Beyond royalties, there's revenue from Franchise fees and rent revenue from franchised properties. While the exact breakdown isn't always isolated, the overall Franchise Level Margin for the Jack brand in Q4 2025 was $62.6 million. This margin includes rent revenue, and the company also recognized revenue from early termination fees connected to the JACK on Track closure program, such as lapping $2.6 million of non-recurring lease termination revenue from franchisees in the prior year period.

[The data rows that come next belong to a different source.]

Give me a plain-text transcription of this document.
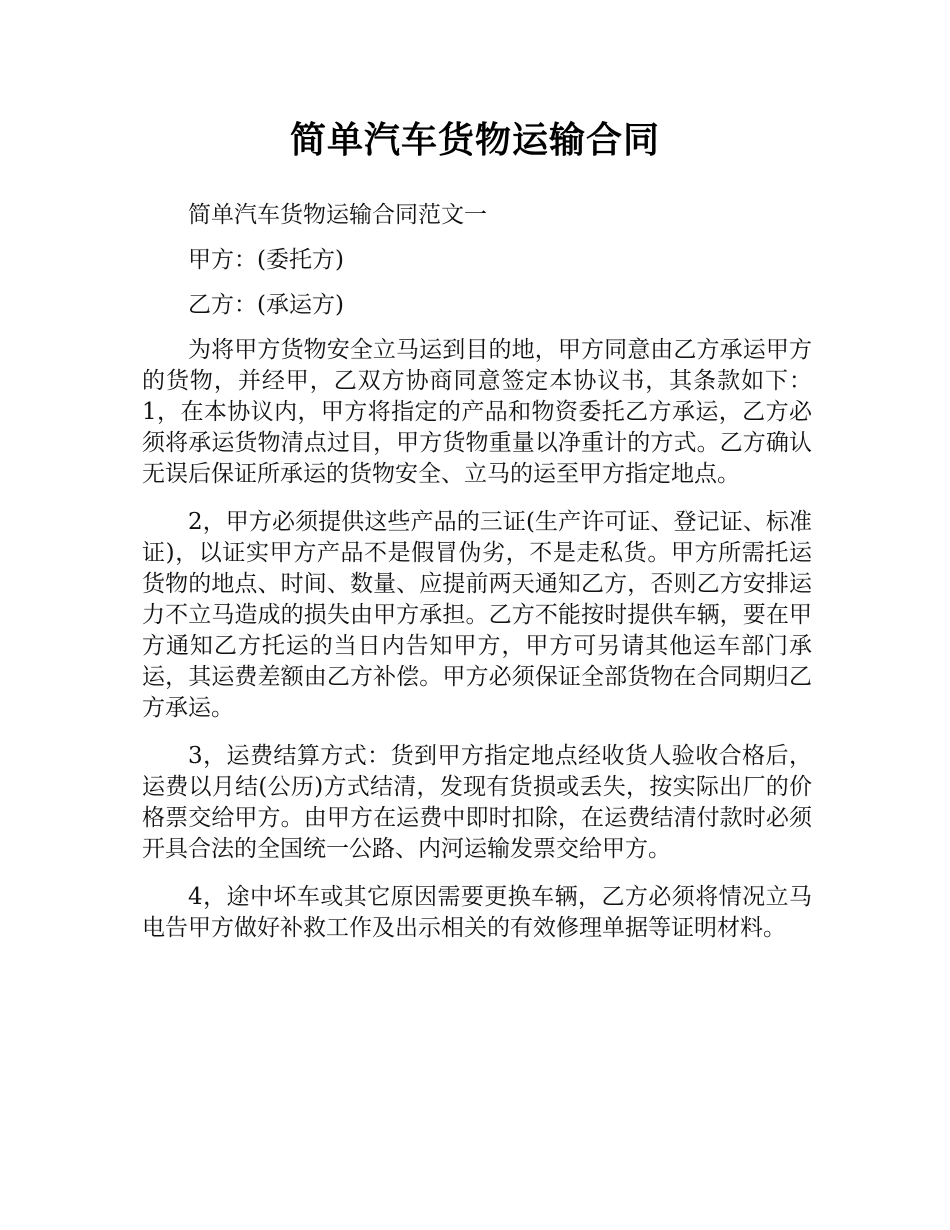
简单汽车货物运输合同

简单汽车货物运输合同范文一

甲方：(委托方)

乙方：(承运方)

为将甲方货物安全立马运到目的地，甲方同意由乙方承运甲方的货物，并经甲，乙双方协商同意签定本协议书，其条款如下：1，在本协议内，甲方将指定的产品和物资委托乙方承运，乙方必须将承运货物清点过目，甲方货物重量以净重计的方式。乙方确认无误后保证所承运的货物安全、立马的运至甲方指定地点。

2，甲方必须提供这些产品的三证(生产许可证、登记证、标准证)，以证实甲方产品不是假冒伪劣，不是走私货。甲方所需托运货物的地点、时间、数量、应提前两天通知乙方，否则乙方安排运力不立马造成的损失由甲方承担。乙方不能按时提供车辆，要在甲方通知乙方托运的当日内告知甲方，甲方可另请其他运车部门承运，其运费差额由乙方补偿。甲方必须保证全部货物在合同期归乙方承运。

3，运费结算方式：货到甲方指定地点经收货人验收合格后，运费以月结(公历)方式结清，发现有货损或丢失，按实际出厂的价格票交给甲方。由甲方在运费中即时扣除，在运费结清付款时必须开具合法的全国统一公路、内河运输发票交给甲方。

4，途中坏车或其它原因需要更换车辆，乙方必须将情况立马电告甲方做好补救工作及出示相关的有效修理单据等证明材料。
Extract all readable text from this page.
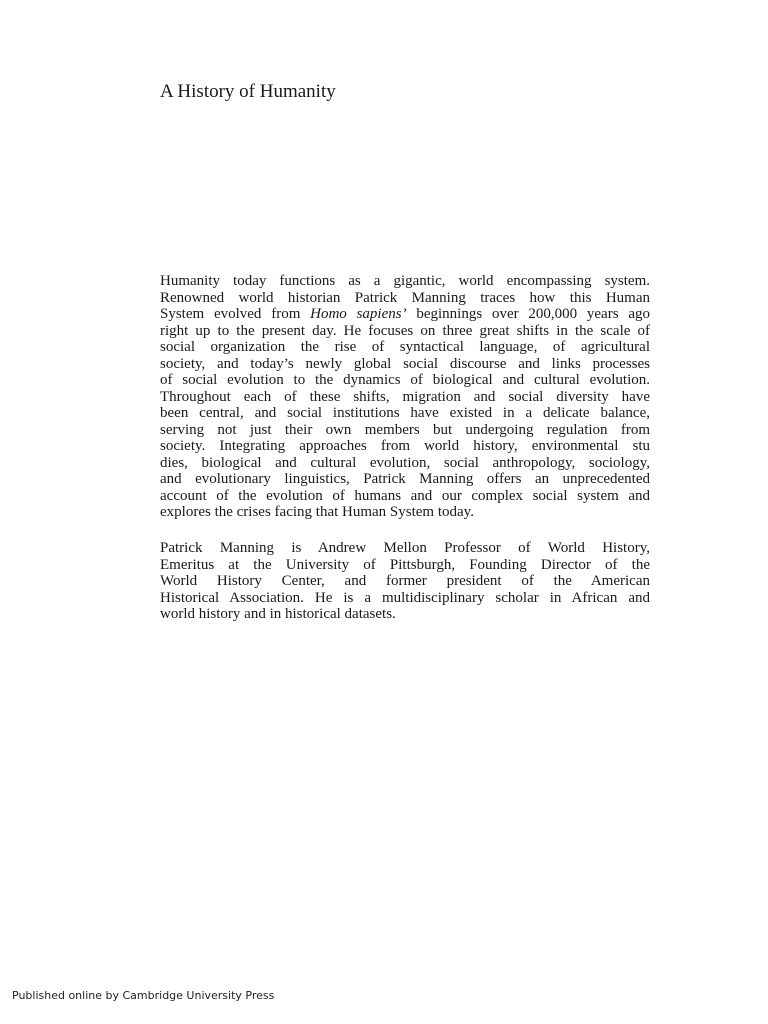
A History of Humanity
Humanity today functions as a gigantic, world encompassing system.
Renowned world historian Patrick Manning traces how this Human
System evolved from Homo sapiens’ beginnings over 200,000 years ago
right up to the present day. He focuses on three great shifts in the scale of
social organization the rise of syntactical language, of agricultural
society, and today’s newly global social discourse and links processes
of social evolution to the dynamics of biological and cultural evolution.
Throughout each of these shifts, migration and social diversity have
been central, and social institutions have existed in a delicate balance,
serving not just their own members but undergoing regulation from
society. Integrating approaches from world history, environmental stu
dies, biological and cultural evolution, social anthropology, sociology,
and evolutionary linguistics, Patrick Manning offers an unprecedented
account of the evolution of humans and our complex social system and
explores the crises facing that Human System today.
Patrick Manning is Andrew Mellon Professor of World History,
Emeritus at the University of Pittsburgh, Founding Director of the
World History Center, and former president of the American
Historical Association. He is a multidisciplinary scholar in African and
world history and in historical datasets.
Published online by Cambridge University Press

Technology adoption is directly impacting how revenue is generated. The Digital sales mix for the Jack brand showed strong progress, reaching 18.5% of sales in the third quarter of 2025. This growth is supported by over 2,000 restaurants having the new point-of-sale system installed.
Looking at the full-year picture for the Jack brand, the overall health of the system sales was challenged. Systemwide sales for Fiscal Year 2025, based on the Jack brand same-store sales decline, was (4.2%). This decline was driven by lower transactions and unfavorable mix, even with menu price increases.
Here's a quick look at the key revenue-related metrics we have for the fourth quarter of 2025:
| Revenue Component | Value/Rate | Period |
|---|---|---|
| Company Restaurant Sales | $142,515 thousand | Q4 2025 (12 Weeks Ended) |
| Franchise Royalty Rate | 5% of Gross Sales | Ongoing |
| Jack Brand Digital Sales Mix | 18.5% | Q3 2025 |
| Jack Brand Same-Store Sales Decline | (4.2%) | FY 2025 |
| Jack Brand Franchise Level Margin | $62.6 million | Q4 2025 |
The revenue streams show a clear reliance on the franchised base for margin stability, even as the company pushes for digital growth. You can see the impact of the macro environment on the core company-owned sales, which is why the royalty stream is so critical for covering fixed corporate expenses.
The sources of franchise revenue include:
- Ongoing 5% royalty fee on gross sales.
- Franchise rental revenues, which are subject to sales performance.
- One-time fees like early termination fees from closures.